With consumers constantly on social media or the web, there is more contextual and behavioral  data available to marketers than ever before. Data helps app marketers predict user behavior and allows them to more accurately and effectively create campaigns to re-engage these users. However, being able to synthesize and derive actionable insights from this data is a specialized skill set that many businesses don’t have the bandwidth to handle.

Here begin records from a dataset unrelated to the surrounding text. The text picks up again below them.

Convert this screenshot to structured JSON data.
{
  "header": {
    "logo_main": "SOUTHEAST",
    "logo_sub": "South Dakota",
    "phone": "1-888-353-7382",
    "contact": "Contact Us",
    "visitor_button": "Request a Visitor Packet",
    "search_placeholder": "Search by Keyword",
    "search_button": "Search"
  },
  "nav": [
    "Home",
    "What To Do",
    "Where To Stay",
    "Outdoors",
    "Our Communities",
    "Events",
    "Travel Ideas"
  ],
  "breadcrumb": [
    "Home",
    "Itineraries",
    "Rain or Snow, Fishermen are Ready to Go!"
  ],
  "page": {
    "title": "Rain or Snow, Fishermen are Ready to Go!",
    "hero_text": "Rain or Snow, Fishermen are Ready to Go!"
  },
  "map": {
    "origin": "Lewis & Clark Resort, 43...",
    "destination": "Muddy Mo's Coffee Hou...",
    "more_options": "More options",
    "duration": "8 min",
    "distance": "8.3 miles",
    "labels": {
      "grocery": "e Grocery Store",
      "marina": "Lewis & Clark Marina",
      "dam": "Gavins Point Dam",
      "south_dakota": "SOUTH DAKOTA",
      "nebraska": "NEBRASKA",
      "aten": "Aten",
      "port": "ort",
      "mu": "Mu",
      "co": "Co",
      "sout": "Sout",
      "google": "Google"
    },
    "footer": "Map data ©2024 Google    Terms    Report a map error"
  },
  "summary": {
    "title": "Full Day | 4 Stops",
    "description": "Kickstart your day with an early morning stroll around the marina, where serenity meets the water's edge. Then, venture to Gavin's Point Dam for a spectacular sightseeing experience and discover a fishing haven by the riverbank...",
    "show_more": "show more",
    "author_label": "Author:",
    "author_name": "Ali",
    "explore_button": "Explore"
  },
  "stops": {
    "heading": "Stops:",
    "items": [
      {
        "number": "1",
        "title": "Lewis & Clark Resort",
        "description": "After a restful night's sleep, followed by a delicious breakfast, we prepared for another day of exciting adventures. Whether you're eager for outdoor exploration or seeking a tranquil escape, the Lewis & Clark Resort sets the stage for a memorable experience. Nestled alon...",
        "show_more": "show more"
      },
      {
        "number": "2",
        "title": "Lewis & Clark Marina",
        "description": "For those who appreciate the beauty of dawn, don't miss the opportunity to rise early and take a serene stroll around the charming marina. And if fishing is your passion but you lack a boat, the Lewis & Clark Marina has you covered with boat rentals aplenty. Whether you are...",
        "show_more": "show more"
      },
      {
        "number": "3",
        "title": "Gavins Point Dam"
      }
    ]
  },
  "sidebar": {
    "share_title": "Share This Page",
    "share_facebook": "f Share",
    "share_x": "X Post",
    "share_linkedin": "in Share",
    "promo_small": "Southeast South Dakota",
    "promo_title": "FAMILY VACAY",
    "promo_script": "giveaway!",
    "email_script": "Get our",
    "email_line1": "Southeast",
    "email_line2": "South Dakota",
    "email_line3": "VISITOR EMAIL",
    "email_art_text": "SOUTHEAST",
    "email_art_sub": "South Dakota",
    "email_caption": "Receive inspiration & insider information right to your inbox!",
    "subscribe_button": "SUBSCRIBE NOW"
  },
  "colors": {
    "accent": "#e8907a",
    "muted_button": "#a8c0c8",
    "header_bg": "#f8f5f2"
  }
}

Almost 9 out of 10 marketers note that data is the most underrated resource in their organization. With predictive advertising tools, billions of buying signals are collected and analyzed from a combination of channels, such as social media, web, email, CRM, and offline data. The more data available about an audience, the more accurately app marketers can re-engage their users. 

Increase Conversions

Users resonate with more targeted and personalized advertisements. Predictive analytics can help app marketers better target these individuals and deliver individualized experiences to specific user segments. By analyzing user behavior and going beyond basic demographics such as age and gender, marketers can craft campaigns based on user behaviors and trends. Leveraging predictive advertising allows marketers to create a truly personalized experience for their target audience that’s timely, relevant and optimized for conversions. 

Takeaways of Improving Retention with Predictive Advertising

Leveraging modern improvements in data gathering has helped marketers not only target their consumers more accurately, but improve the overall consumer journey. Predictive analysis is next in line to change the way marketers apply technology to their overall strategy. 

  • What is Predictive Advertising? Predictive advertising is a marketing application of predictive analysis. Predictive analysis harnesses customer data such as demographics, behavior, transaction, and subscription data, and uses it to predict how individual customers will behave in the future. 
  • Why Use It? Traditional advertising involves a human review of past performance data to draw conclusions about what went right and what could have worked better. Predictive advertising, however, leverages technology to expedite this process.
  • Benefits: Applying predictive analytics to advertising can help app marketers create better messaging for their users, sort through vast amounts of data and improve retention rates.